As with any research, there are multiple limitations to the current study that must be acknowledged. Warmup varied between each individual pitcher, which could affect pitching biomechanical outputs and inferences. Pitching balls and strike accuracy was not obtained, decreasing the translation of the results. As previously discussed, modern biomechanical analysis has led to a sizeable amount of data points encompassing various stages of the throwing motion and various forces and ranges of motion at play. The current analysis looked exclusively at the core and upper body, utilizing six metrics that were previously defined in the literature to warrant merit. It is certainly plausible that different variables belong in this grouping and represents an area for future research. The authors would also postulate that the main takeaway, small changes in multiple areas, will be true with different sets of variables. Similarly, 6 % was utilized as a cutoff for varus stress and used to identify high and low risk pitchers. While this is based on prior research,8 it is certainly plausible that this cutoff mark is different for various levels of play and age, among other variables. Alterations to this cut point could have affected the ultimate outcome of the analysis of variance. Finally, while the study was adequately powered and results were controlled by age and competition level, the variance amongst these groups does remain a limiting factor to broad level analysis. Prior research has shown notable biomechanical differences amongst competition level and it must be acknowledged that there remain differences even within the groups analyzed.24 For example, while low A pitchers and MLB pitchers are classified as professional, there is likely a bigger gap here in competition level than to Division 1 College pitchers. We are hopeful that larger data sets will be able to control for most of these variables in the future.
ConclusionImproving pitch velocity while maintaining or reducing elbow varus torque is an important biomechanical goal to produce the result of increased performance with decreased elbow injury risk.

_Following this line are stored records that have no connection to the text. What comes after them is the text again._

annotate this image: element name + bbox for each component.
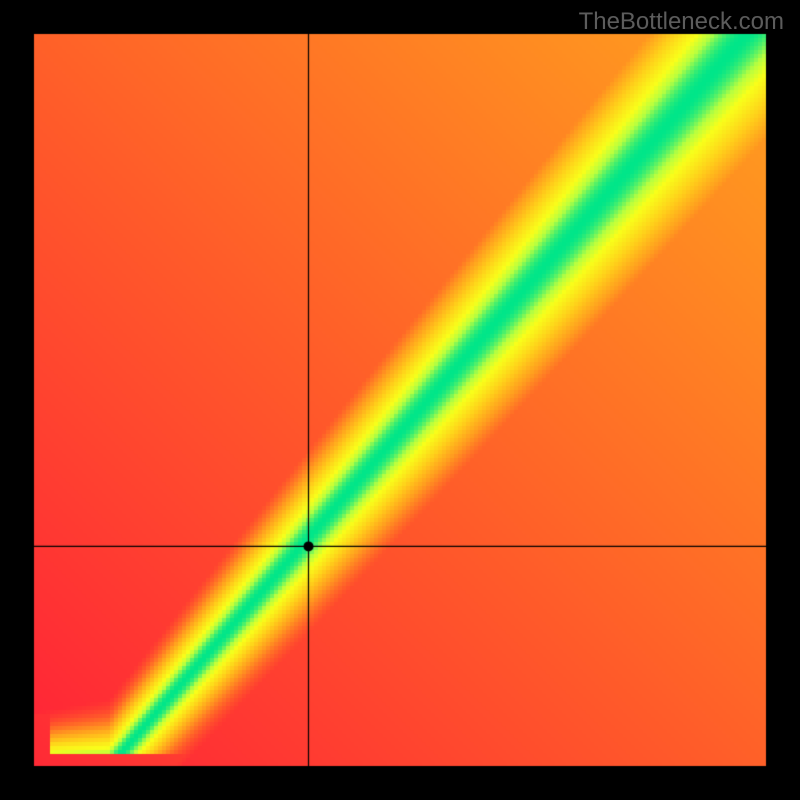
bottleneck-heatmap — [0, 0, 800, 800]
watermark-text: TheBottleneck.com — [579, 8, 784, 36]
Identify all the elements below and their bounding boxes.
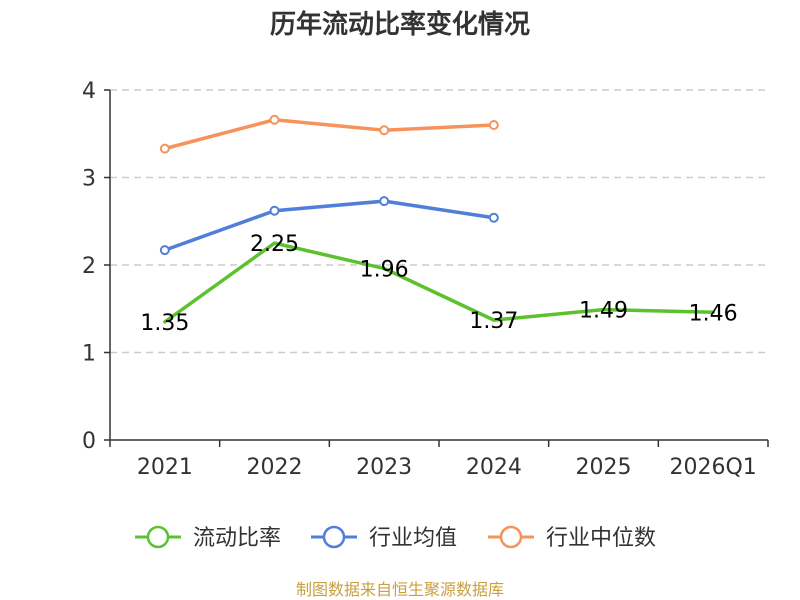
x-tick-label: 2021: [137, 455, 193, 480]
axes: 0 1 2 3 4 2021 2022 2023 2024 2025 2026Q1: [82, 79, 769, 480]
data-point: [159, 245, 170, 256]
data-label: 1.37: [469, 309, 518, 334]
data-label: 2.25: [250, 232, 299, 257]
legend-swatch-marker: [499, 525, 523, 549]
source-note: 制图数据来自恒生聚源数据库: [296, 580, 504, 599]
x-tick-label: 2025: [576, 455, 632, 480]
data-label: 1.46: [689, 301, 738, 326]
legend-label: 流动比率: [193, 526, 281, 551]
grid-lines: [110, 89, 768, 354]
data-point: [379, 196, 390, 207]
data-point: [159, 143, 170, 154]
legend-label: 行业均值: [369, 526, 457, 551]
y-tick-label: 1: [82, 342, 96, 367]
data-label: 1.96: [360, 258, 409, 283]
legend-item-0[interactable]: 流动比率: [135, 525, 281, 551]
data-label: 1.49: [579, 299, 628, 324]
data-point: [269, 205, 280, 216]
y-tick-label: 2: [82, 254, 96, 279]
legend-swatch-marker: [146, 525, 170, 549]
y-tick-label: 0: [82, 429, 96, 454]
x-tick-label: 2026Q1: [670, 455, 757, 480]
series-line-1: [163, 199, 496, 252]
data-label: 1.35: [140, 311, 189, 336]
legend[interactable]: 流动比率 行业均值 行业中位数: [135, 525, 656, 551]
series-line-2: [163, 118, 496, 151]
x-tick-label: 2023: [356, 455, 412, 480]
data-labels: 1.35 2.25 1.96 1.37 1.49 1.46: [140, 232, 737, 336]
data-point: [488, 212, 499, 223]
y-tick-label: 3: [82, 167, 96, 192]
x-tick-label: 2022: [247, 455, 303, 480]
y-tick-label: 4: [82, 79, 96, 104]
series-line-0: [163, 241, 715, 324]
legend-swatch-marker: [322, 525, 346, 549]
data-point: [269, 114, 280, 125]
data-point: [488, 120, 499, 130]
data-point: [379, 125, 390, 136]
series-lines: [159, 114, 715, 324]
legend-item-2[interactable]: 行业中位数: [488, 525, 656, 551]
x-tick-label: 2024: [466, 455, 522, 480]
legend-item-1[interactable]: 行业均值: [311, 525, 457, 551]
chart-title: 历年流动比率变化情况: [270, 9, 530, 40]
legend-label: 行业中位数: [546, 526, 656, 551]
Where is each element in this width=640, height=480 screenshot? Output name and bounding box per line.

While the biomechanical variables analyzed showed better associations with pitch velocity, there were minor associations seen with the reduction of varus torque that can be utilized in conjunction to help maximize athletic performance and health. Utilizing a small number of predictors demonstrated poor prediction performance, suggesting that these prediction models should not be used. Optimizing pitching efficiency by improving small aspects throughout the pitching delivery has potential to accomplish a maintenance in elbow varus torque while improving velocity by means of actionable coaching and modifiable cues.
Data availability statementThe data that support the findings of this study are available from the corresponding author upon reasonable request.
No financial support or assistance was provided for this project.